At that point, one of the mourners just burst into

laughter. When all eyes stared at him, he said, 'I'm so sorry. I was
just thinking of my own funeral....... I'm a Gynaecologist!'
 

Jaws

Corporal CockUp
Staff member
Moderator
Club Sponsor
There has been a spate of burglaries around here. The Police knew it was a guy called Cal but couldn’t catch him.

The weird thing is he broke into people’s homes just it seems to ruin their washing machines by putting a brick in them and switching them on.

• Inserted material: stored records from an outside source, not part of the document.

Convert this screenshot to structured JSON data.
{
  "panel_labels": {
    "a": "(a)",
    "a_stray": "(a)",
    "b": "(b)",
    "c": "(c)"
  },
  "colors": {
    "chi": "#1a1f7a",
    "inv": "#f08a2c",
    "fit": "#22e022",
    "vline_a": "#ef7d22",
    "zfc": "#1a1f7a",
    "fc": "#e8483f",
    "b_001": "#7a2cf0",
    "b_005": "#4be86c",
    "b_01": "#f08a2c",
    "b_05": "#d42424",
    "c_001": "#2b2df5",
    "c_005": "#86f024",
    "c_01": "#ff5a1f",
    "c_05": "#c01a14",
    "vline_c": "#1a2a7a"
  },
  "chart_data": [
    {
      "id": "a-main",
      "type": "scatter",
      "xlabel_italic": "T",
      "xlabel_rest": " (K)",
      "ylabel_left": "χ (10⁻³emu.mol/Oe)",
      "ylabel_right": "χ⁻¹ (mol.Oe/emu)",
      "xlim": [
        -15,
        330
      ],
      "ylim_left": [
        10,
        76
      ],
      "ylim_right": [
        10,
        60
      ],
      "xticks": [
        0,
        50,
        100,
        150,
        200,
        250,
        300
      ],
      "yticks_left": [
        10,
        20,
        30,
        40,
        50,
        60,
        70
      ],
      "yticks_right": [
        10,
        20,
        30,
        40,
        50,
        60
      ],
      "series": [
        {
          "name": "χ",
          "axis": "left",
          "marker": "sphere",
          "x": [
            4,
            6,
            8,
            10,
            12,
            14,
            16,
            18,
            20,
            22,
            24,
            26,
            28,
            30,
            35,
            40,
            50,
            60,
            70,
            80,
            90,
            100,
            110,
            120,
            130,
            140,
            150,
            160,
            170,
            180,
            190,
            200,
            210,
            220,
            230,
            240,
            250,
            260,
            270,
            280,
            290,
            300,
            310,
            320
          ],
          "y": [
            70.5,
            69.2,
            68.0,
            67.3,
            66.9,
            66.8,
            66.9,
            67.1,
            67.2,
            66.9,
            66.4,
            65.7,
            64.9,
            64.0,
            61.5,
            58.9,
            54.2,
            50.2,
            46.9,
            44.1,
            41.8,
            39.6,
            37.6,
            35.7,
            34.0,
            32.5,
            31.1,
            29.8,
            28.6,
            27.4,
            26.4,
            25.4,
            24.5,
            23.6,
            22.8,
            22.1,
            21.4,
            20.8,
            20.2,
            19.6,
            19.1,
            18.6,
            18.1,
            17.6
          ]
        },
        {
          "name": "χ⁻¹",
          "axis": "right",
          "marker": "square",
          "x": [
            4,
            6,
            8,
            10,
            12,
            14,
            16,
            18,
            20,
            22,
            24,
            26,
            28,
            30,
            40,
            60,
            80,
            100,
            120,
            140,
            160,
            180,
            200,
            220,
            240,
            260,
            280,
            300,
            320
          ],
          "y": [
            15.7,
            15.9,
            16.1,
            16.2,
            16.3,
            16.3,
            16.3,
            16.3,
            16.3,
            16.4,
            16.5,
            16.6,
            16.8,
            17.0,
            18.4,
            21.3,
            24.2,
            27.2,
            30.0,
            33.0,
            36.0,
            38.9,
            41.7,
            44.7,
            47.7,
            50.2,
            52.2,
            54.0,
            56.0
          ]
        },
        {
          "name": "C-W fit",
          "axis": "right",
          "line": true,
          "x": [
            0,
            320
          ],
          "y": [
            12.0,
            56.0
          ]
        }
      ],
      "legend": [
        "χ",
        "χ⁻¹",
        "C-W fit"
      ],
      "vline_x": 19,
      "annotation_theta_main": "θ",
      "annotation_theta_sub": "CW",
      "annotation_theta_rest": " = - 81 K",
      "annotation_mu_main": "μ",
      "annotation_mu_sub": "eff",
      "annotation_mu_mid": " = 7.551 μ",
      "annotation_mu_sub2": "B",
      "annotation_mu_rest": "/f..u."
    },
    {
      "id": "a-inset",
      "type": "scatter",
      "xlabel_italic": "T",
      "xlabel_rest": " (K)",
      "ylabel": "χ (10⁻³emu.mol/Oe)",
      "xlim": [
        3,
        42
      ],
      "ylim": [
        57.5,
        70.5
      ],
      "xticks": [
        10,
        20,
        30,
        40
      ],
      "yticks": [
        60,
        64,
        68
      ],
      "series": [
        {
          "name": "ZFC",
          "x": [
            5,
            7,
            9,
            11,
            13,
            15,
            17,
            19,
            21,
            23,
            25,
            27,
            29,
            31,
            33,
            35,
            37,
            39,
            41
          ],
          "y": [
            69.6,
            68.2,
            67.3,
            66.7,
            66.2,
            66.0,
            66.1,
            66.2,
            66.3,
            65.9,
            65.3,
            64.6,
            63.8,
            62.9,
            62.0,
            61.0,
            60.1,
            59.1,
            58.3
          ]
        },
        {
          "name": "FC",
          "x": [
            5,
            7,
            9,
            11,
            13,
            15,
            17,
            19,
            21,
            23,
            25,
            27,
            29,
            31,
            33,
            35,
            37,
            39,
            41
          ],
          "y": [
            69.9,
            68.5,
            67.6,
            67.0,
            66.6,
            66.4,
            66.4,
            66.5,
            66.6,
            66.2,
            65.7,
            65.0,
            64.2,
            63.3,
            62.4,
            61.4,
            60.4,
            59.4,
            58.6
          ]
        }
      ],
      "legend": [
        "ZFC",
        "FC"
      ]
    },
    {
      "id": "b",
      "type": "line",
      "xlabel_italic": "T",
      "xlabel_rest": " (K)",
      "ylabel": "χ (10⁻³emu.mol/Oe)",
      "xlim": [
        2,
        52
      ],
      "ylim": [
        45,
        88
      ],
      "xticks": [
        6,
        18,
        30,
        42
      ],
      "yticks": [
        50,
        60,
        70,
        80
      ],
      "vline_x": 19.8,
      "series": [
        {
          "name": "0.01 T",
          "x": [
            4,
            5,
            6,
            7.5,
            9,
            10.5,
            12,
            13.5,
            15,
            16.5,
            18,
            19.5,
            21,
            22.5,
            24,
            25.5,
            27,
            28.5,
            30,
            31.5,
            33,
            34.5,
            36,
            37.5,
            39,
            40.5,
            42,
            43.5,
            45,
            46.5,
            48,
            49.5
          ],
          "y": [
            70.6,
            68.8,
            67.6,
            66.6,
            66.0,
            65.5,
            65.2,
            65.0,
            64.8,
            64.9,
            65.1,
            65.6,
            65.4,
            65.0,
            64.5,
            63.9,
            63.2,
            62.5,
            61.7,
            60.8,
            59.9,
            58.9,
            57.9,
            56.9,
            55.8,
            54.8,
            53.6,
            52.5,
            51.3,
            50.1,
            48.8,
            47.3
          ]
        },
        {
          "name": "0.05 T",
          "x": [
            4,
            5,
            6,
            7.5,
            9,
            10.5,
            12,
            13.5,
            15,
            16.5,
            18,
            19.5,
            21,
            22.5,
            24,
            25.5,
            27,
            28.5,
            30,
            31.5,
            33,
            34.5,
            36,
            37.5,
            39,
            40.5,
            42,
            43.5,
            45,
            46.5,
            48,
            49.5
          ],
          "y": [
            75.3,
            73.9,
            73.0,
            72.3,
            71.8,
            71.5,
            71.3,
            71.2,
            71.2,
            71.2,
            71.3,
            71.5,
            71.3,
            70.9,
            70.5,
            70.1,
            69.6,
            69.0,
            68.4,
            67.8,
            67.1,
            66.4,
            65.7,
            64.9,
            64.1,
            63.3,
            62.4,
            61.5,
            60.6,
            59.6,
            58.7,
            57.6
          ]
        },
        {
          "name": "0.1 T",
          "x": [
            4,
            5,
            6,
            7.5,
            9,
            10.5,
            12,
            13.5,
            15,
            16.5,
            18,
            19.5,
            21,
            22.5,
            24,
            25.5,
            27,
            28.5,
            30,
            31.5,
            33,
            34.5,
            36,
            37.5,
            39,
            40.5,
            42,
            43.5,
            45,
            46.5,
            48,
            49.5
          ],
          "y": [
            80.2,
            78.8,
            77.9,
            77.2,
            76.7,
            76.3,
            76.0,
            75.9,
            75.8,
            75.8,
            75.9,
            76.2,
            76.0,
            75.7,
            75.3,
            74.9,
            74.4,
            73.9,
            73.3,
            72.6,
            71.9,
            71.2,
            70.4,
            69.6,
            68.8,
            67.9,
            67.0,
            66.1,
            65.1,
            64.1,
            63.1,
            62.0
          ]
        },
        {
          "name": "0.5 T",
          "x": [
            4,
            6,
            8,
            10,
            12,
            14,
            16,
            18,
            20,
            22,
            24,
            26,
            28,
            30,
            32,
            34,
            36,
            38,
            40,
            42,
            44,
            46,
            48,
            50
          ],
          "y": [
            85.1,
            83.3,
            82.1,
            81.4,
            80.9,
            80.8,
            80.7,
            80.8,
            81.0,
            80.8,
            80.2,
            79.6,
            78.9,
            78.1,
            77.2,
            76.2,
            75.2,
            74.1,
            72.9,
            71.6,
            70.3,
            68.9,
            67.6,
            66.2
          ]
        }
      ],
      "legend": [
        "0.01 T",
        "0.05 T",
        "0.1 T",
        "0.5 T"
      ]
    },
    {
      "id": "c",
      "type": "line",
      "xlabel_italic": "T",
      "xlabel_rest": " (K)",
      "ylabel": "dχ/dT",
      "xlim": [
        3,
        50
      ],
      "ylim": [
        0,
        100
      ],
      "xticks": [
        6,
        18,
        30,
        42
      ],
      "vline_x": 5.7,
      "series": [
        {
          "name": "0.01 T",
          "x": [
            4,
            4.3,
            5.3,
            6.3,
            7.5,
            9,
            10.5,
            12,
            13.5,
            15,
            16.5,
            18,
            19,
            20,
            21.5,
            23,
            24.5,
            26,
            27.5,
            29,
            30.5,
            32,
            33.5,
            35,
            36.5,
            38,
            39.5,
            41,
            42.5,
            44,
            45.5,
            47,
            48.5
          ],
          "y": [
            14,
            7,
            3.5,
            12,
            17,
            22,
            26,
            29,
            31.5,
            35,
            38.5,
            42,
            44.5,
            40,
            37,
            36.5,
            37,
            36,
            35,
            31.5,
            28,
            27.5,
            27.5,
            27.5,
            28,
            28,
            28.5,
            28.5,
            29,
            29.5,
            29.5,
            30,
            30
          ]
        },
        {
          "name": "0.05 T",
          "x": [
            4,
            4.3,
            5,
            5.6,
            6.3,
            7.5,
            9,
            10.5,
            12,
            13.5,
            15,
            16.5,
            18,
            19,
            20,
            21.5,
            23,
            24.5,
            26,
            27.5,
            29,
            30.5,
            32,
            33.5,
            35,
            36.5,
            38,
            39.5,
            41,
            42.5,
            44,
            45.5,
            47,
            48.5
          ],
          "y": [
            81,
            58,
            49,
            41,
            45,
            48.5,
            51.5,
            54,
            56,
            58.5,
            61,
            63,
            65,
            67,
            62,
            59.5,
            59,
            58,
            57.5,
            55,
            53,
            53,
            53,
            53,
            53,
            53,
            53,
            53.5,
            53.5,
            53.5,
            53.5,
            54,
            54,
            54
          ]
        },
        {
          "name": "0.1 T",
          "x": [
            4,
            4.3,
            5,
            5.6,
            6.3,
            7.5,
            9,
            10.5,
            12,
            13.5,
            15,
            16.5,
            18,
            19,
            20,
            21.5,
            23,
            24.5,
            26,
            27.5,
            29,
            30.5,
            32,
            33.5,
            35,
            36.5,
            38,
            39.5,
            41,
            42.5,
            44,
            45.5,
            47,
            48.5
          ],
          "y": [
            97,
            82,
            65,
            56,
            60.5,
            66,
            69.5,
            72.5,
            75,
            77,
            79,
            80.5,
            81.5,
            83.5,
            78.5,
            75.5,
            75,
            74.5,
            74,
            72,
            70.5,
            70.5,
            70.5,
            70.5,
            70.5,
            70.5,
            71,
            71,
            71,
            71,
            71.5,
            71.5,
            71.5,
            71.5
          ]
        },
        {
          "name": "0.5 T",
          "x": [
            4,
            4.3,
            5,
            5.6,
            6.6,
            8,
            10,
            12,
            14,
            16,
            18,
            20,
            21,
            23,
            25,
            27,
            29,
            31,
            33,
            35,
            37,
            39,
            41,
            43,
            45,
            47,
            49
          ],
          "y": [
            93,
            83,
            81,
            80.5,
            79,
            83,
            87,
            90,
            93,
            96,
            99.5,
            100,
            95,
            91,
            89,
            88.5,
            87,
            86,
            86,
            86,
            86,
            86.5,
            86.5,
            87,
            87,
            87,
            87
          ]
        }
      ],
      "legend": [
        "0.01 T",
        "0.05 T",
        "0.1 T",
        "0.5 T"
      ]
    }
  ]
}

All a bit strange.

Anyway, he’s been found dead in an alleyway due to a drugs overdose.

its never nice hearing of people’s death but looking on the bright side washing machines live longer with Cal gone
 

T.C

Been there, and had one
Club Sponsor
The wife was in the kitchen the other morning cooking me bacon & eggs when I suddenly heard a loud thud.

Running in I found her collapsed on the floor & not breathing.

I had no idea what to do. Then I remembered, Wetherspoons do an all-day breakfast for just £3.99.
 

T.C

Been there, and had one
Club Sponsor
“Give it to me now!” She yelled “I’m so wet!”

She can scream all she wants, she’s not getting my fucking umbrella.